Committee members elicit comments on workforce and facilities

Asked by Veasey about the consequences of the Trump budget for Ames Laboratory, Schwartz said it would reduce the lab’s budget by 58 percent, which he said would hinder its ability to meet its mission and goals. Pressed for details, Schwartz disclosed that internal estimates suggested the lab would have to lay off about 40 percent of its overall staff if the lab did not divert funds from the current fiscal year. Veasey asked the same questions of Tirrell, who replied the cuts would impact Argonne’s “capabilities and workforce.” He said that, given the uncertain fate of the Trump budget, the lab had not made public any internal estimates of potential job losses “partly as a measure to protect morale.”

Rep. Suzanne Bonamici (D-OR) asked Schwartz about what consequences cuts to EERE specifically would have on materials science at Ames Laboratory. He replied that the lab has four major projects funded through EERE, including the Critical Materials Institute energy innovation hub, the Caloric Materials Consortium, and work on powder synthesis for 3D printing.

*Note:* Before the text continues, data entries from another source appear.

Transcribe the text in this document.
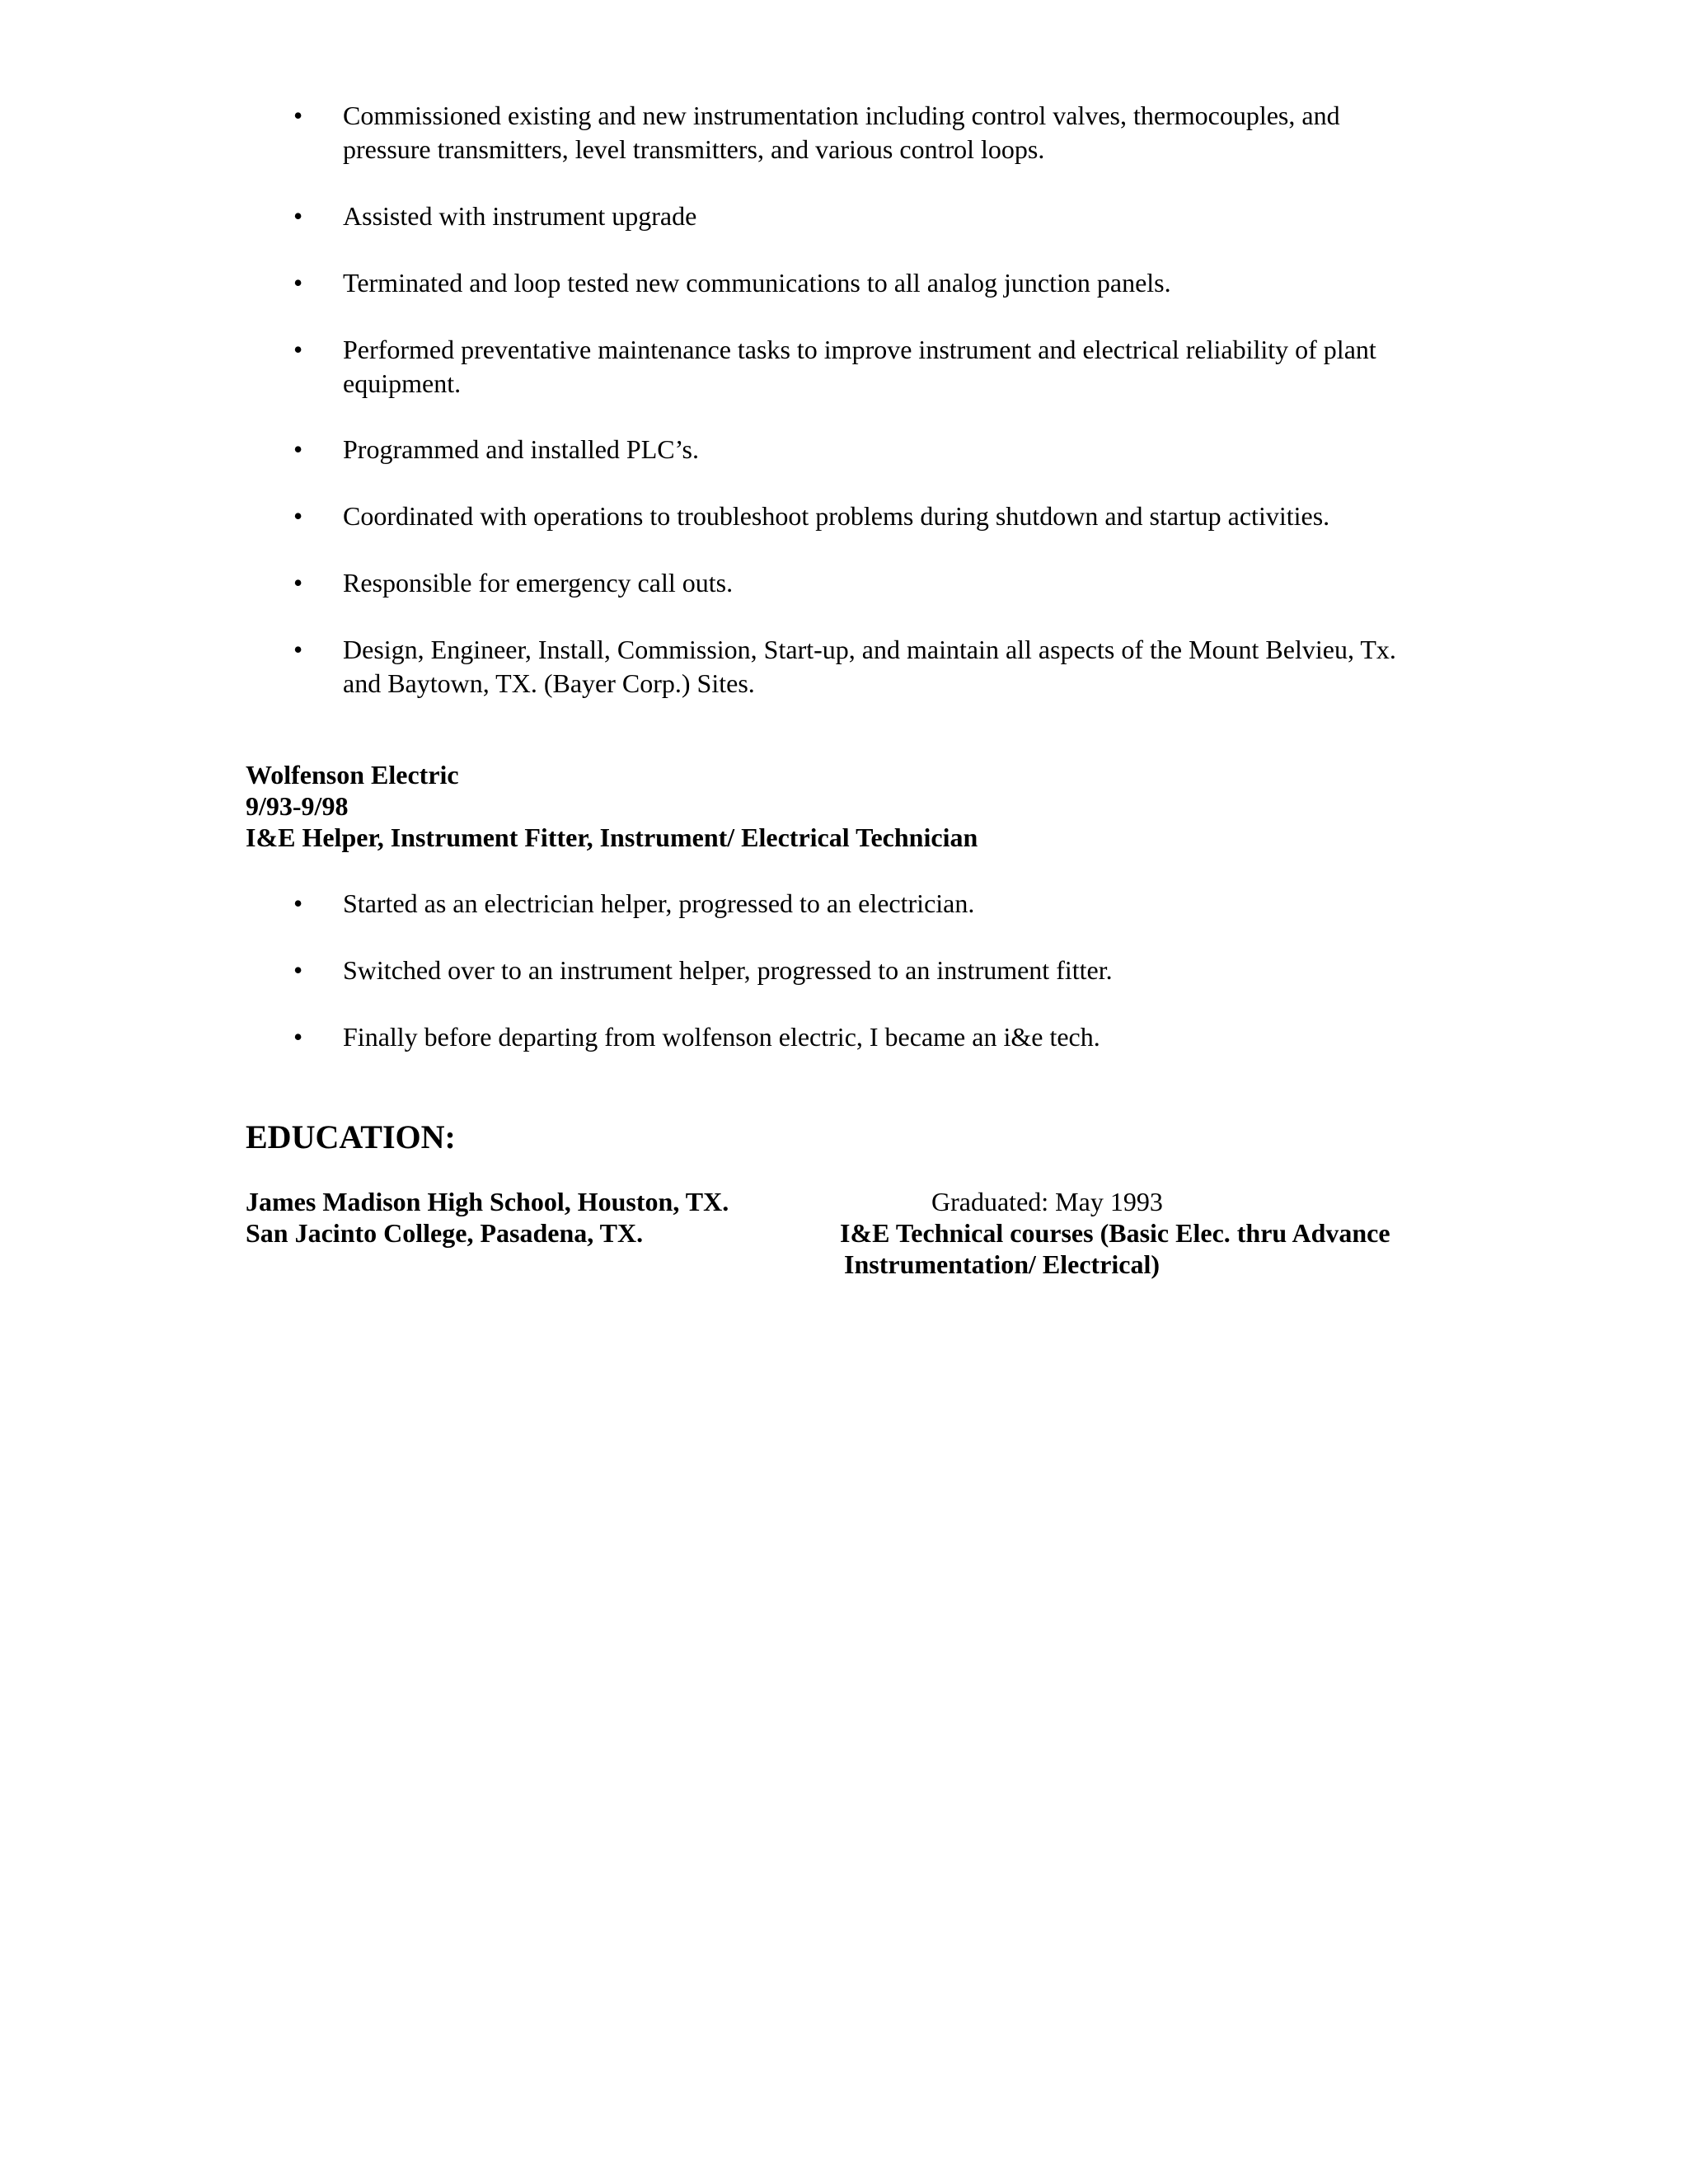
• Commissioned existing and new instrumentation including control valves, thermocouples, and pressure transmitters, level transmitters, and various control loops.
• Assisted with instrument upgrade
• Terminated and loop tested new communications to all analog junction panels.
• Performed preventative maintenance tasks to improve instrument and electrical reliability of plant equipment.
• Programmed and installed PLC’s.
• Coordinated with operations to troubleshoot problems during shutdown and startup activities.
• Responsible for emergency call outs.
• Design, Engineer, Install, Commission, Start-up, and maintain all aspects of the Mount Belvieu, Tx. and Baytown, TX. (Bayer Corp.) Sites.
Wolfenson Electric
9/93-9/98
I&E Helper, Instrument Fitter, Instrument/ Electrical Technician
• Started as an electrician helper, progressed to an electrician.
• Switched over to an instrument helper, progressed to an instrument fitter.
• Finally before departing from wolfenson electric, I became an i&e tech.
EDUCATION:
James Madison High School, Houston, TX.	Graduated: May 1993
San Jacinto College, Pasadena, TX.	I&E Technical courses (Basic Elec. thru Advance
Instrumentation/ Electrical)
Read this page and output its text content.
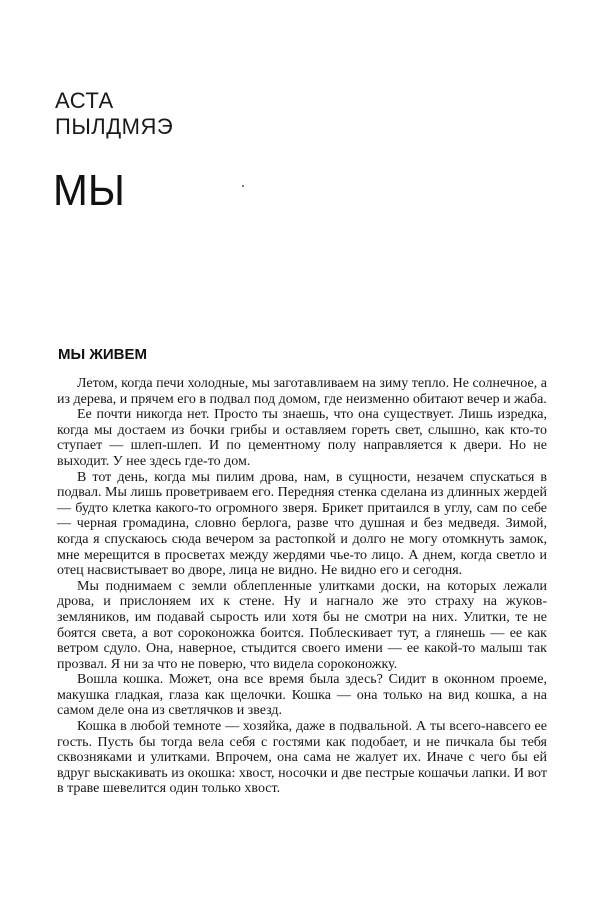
АСТА
ПЫЛДМЯЭ
МЫ
МЫ ЖИВЕМ

Летом, когда печи холодные, мы заготавливаем на зиму тепло. Не солнечное, а из дерева, и прячем его в подвал под домом, где неизменно обитают вечер и жаба.

Ее почти никогда нет. Просто ты знаешь, что она существует. Лишь изредка, когда мы достаем из бочки грибы и оставляем гореть свет, слышно, как кто-то ступает — шлеп-шлеп. И по цементному полу направляется к двери. Но не выходит. У нее здесь где-то дом.

В тот день, когда мы пилим дрова, нам, в сущности, незачем спускаться в подвал. Мы лишь проветриваем его. Передняя стенка сделана из длинных жердей — будто клетка какого-то огромного зверя. Брикет притаился в углу, сам по себе — черная громадина, словно берлога, разве что душная и без медведя. Зимой, когда я спускаюсь сюда вечером за растопкой и долго не могу отомкнуть замок, мне мерещится в просветах между жердями чье-то лицо. А днем, когда светло и отец насвистывает во дворе, лица не видно. Не видно его и сегодня.

Мы поднимаем с земли облепленные улитками доски, на которых лежали дрова, и прислоняем их к стене. Ну и нагнало же это страху на жуков-земляников, им подавай сырость или хотя бы не смотри на них. Улитки, те не боятся света, а вот сороконожка боится. Поблескивает тут, а глянешь — ее как ветром сдуло. Она, наверное, стыдится своего имени — ее какой-то малыш так прозвал. Я ни за что не поверю, что видела сороконожку.

Вошла кошка. Может, она все время была здесь? Сидит в оконном проеме, макушка гладкая, глаза как щелочки. Кошка — она только на вид кошка, а на самом деле она из светлячков и звезд.

Кошка в любой темноте — хозяйка, даже в подвальной. А ты всего-навсего ее гость. Пусть бы тогда вела себя с гостями как подобает, и не пичкала бы тебя сквозняками и улитками. Впрочем, она сама не жалует их. Иначе с чего бы ей вдруг выскакивать из окошка: хвост, носочки и две пестрые кошачьи лапки. И вот в траве шевелится один только хвост.
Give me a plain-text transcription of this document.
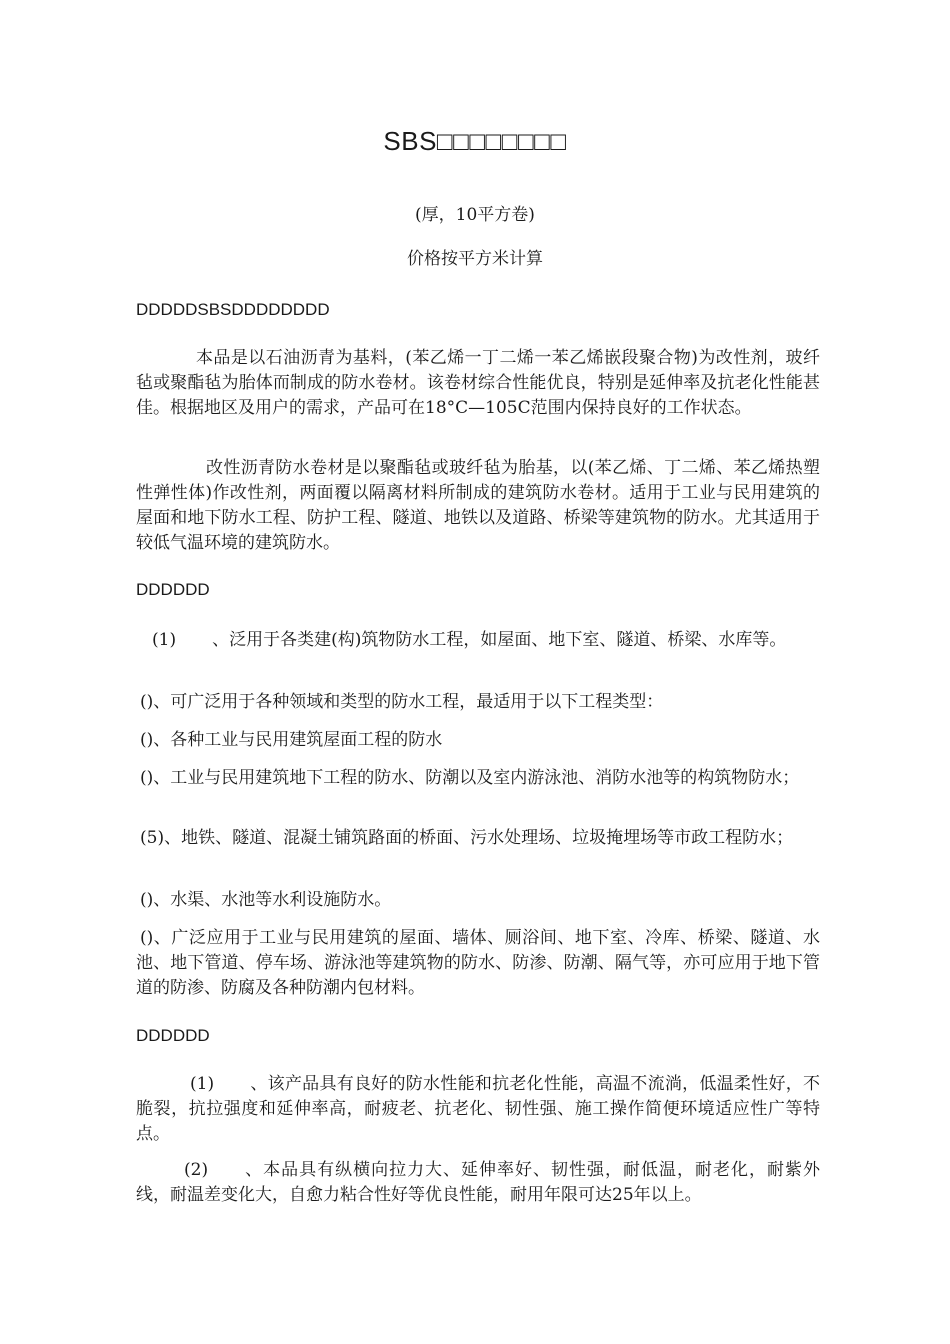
SBS□□□□□□□□
(厚，10平方卷)
价格按平方米计算
DDDDDSBSDDDDDDDD

本品是以石油沥青为基料，(苯乙烯一丁二烯一苯乙烯嵌段聚合物)为改性剂，玻纤毡或聚酯毡为胎体而制成的防水卷材。该卷材综合性能优良，特别是延伸率及抗老化性能甚佳。根据地区及用户的需求，产品可在18°C—105C范围内保持良好的工作状态。

改性沥青防水卷材是以聚酯毡或玻纤毡为胎基，以(苯乙烯、丁二烯、苯乙烯热塑性弹性体)作改性剂，两面覆以隔离材料所制成的建筑防水卷材。适用于工业与民用建筑的屋面和地下防水工程、防护工程、隧道、地铁以及道路、桥梁等建筑物的防水。尤其适用于较低气温环境的建筑防水。

DDDDDD

(1) 、泛用于各类建(构)筑物防水工程，如屋面、地下室、隧道、桥梁、水库等。

()、可广泛用于各种领域和类型的防水工程，最适用于以下工程类型：

()、各种工业与民用建筑屋面工程的防水

()、工业与民用建筑地下工程的防水、防潮以及室内游泳池、消防水池等的构筑物防水；

(5)、地铁、隧道、混凝土铺筑路面的桥面、污水处理场、垃圾掩埋场等市政工程防水；

()、水渠、水池等水利设施防水。

()、广泛应用于工业与民用建筑的屋面、墙体、厕浴间、地下室、冷库、桥梁、隧道、水池、地下管道、停车场、游泳池等建筑物的防水、防渗、防潮、隔气等，亦可应用于地下管道的防渗、防腐及各种防潮内包材料。

DDDDDD

(1) 、该产品具有良好的防水性能和抗老化性能，高温不流淌，低温柔性好，不脆裂，抗拉强度和延伸率高，耐疲老、抗老化、韧性强、施工操作简便环境适应性广等特点。

(2) 、本品具有纵横向拉力大、延伸率好、韧性强，耐低温，耐老化，耐紫外线，耐温差变化大，自愈力粘合性好等优良性能，耐用年限可达25年以上。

In response to questions from Veasey and Rep. Bill Foster (D-IL) — a former project leader at Fermilab whose district encompasses Argonne National Laboratory — Schwartz and Higgs described what they thought the impact of cuts on researchers’ morale might be. Schwartz said it would certainly send a bad message to students and younger researchers. Higgs affirmed that if senior researchers were forced to leave an institution, it would cause early-career researchers to ponder such questions as, “Should we all try to head for Silicon Valley? Should we all do something with a right-now implication as opposed to a long-term implication?”

Rep. Randy Hultgren (R-IL) used his time to emphasize the need for continuing federal investment in facilities and collaborations. He asked Tirrell to discuss examples local to Hultgren’s district in northern Illinois: the in-progress upgrades to the Advanced Photon Source at Argonne and the Chicago Quantum Exchange announced on June 20.

Weber concluded the hearing, emphasizing the bipartisan support for the kind of work represented by the witness panel. Referring to the Trump administration’s budget request, he said,

We look at this budget and we say that is simply a submitted budget. But I’m encouraged. I think we’re going to continue to be able to help with research as much as absolutely possible. We are trying to do a lot of things, spinning a lot of plates. If y’all could quickly come up with a material to make those plates lighter, it would make our job a lot easier.